I didn’t tell her about Anna barely graduating from high school and saying no to college. I didn’t tell her about the girl getting fired from four jobs in eighteen months since then. Or about the boys and the bars, one after another. Or about the shoplifting charge in Stanton that I was able to get dropped when I paid the owner back.

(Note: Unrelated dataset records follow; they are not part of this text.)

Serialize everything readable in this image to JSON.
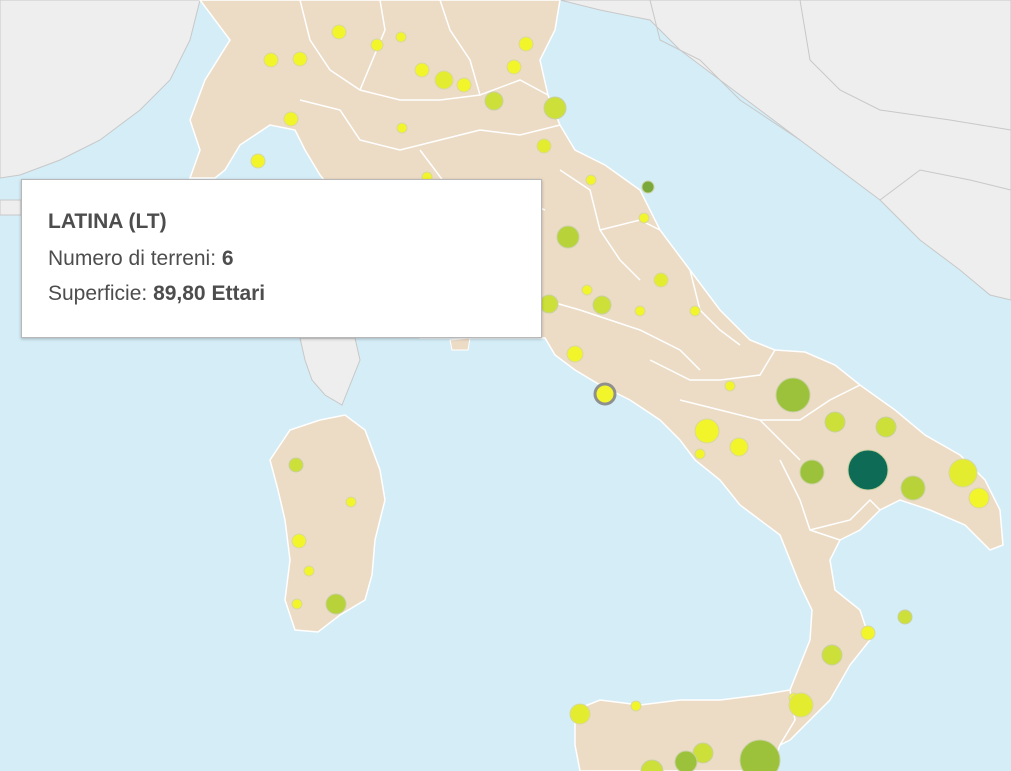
{
  "tooltip": {
    "title": "LATINA (LT)",
    "terreni_label": "Numero di terreni:",
    "terreni_value": "6",
    "superficie_label": "Superficie:",
    "superficie_value": "89,80 Ettari"
  },
  "colors": {
    "sea": "#d4edf6",
    "italy_land": "#ecdcc6",
    "foreign_land": "#eeeeee",
    "region_border": "#ffffff",
    "low_density": "#f2f52a",
    "mid_density": "#cde03a",
    "high_density": "#9cc23b",
    "highest_density": "#0e6b55"
  }
}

Then again, I suppose she knows.

“Anyway, I miss you. I can’t believe it’s been ten years. Every time I pass your photograph on my dresser, I stop and think it’s just not possible that you’re gone. I don’t know. Life just feels pretty empty at the moment. The thing is, I’m letting you down. That’s what really hurts. I promised you I’d be there for Anna, and I can’t reach her. I don’t know how to get through to her. She’s such a great kid, but she’s in so much pain, and she shuts me out. She’s going off the rails just like you feared, and I can’t do anything about it. I could use your help, Trina. That sounds silly, but wow, I could really use your help right now.”

She didn’t answer, of course.

I laughed a little at myself.

There was nothing more to say, so I told Trina goodbye and said I’d be back on Mother’s Day. Then I worked myself around on my skis to head home.

That’s when I saw the owl.

He was perched on top of a stone cross on one of the headstones jutting out of the snow. A perfect, serious, white-and-gray snowy owl. We stared at each other like old friends. I hadn’t seen one in a long, long time. In fact, it took me a while to remember the last time I’d seen a snowy owl, and I realized it was atop Adam’s motorcycle on the day Jeremiah disappeared.

Was it another sign?

Did Trina send it to me?

You don’t have to believe that if you don’t want to. All I know is, later that same day Jeremiah’s ghost came back into my life. And just like it had ten years ago, everything changed.

Chapter Twenty-Eight

Winter is traditionally the slow time at the Nowhere Café. Not too many tourists come to Mittel County in January. A few ice fishermen, a few lonely artists, a few naturalists doing research. Otherwise, we have no one to talk to except each other, and we always look up when the bell rings on the diner door to see who’s coming in next.

It’s slow for the Sheriff’s Department, too. We get busy during ice storms when cars and trucks slide off the highway, but sub-zero cold tends to keep people inside and out of trouble. The nights bring out the domestic disturbance calls, but the days can pass without the phone ringing at all.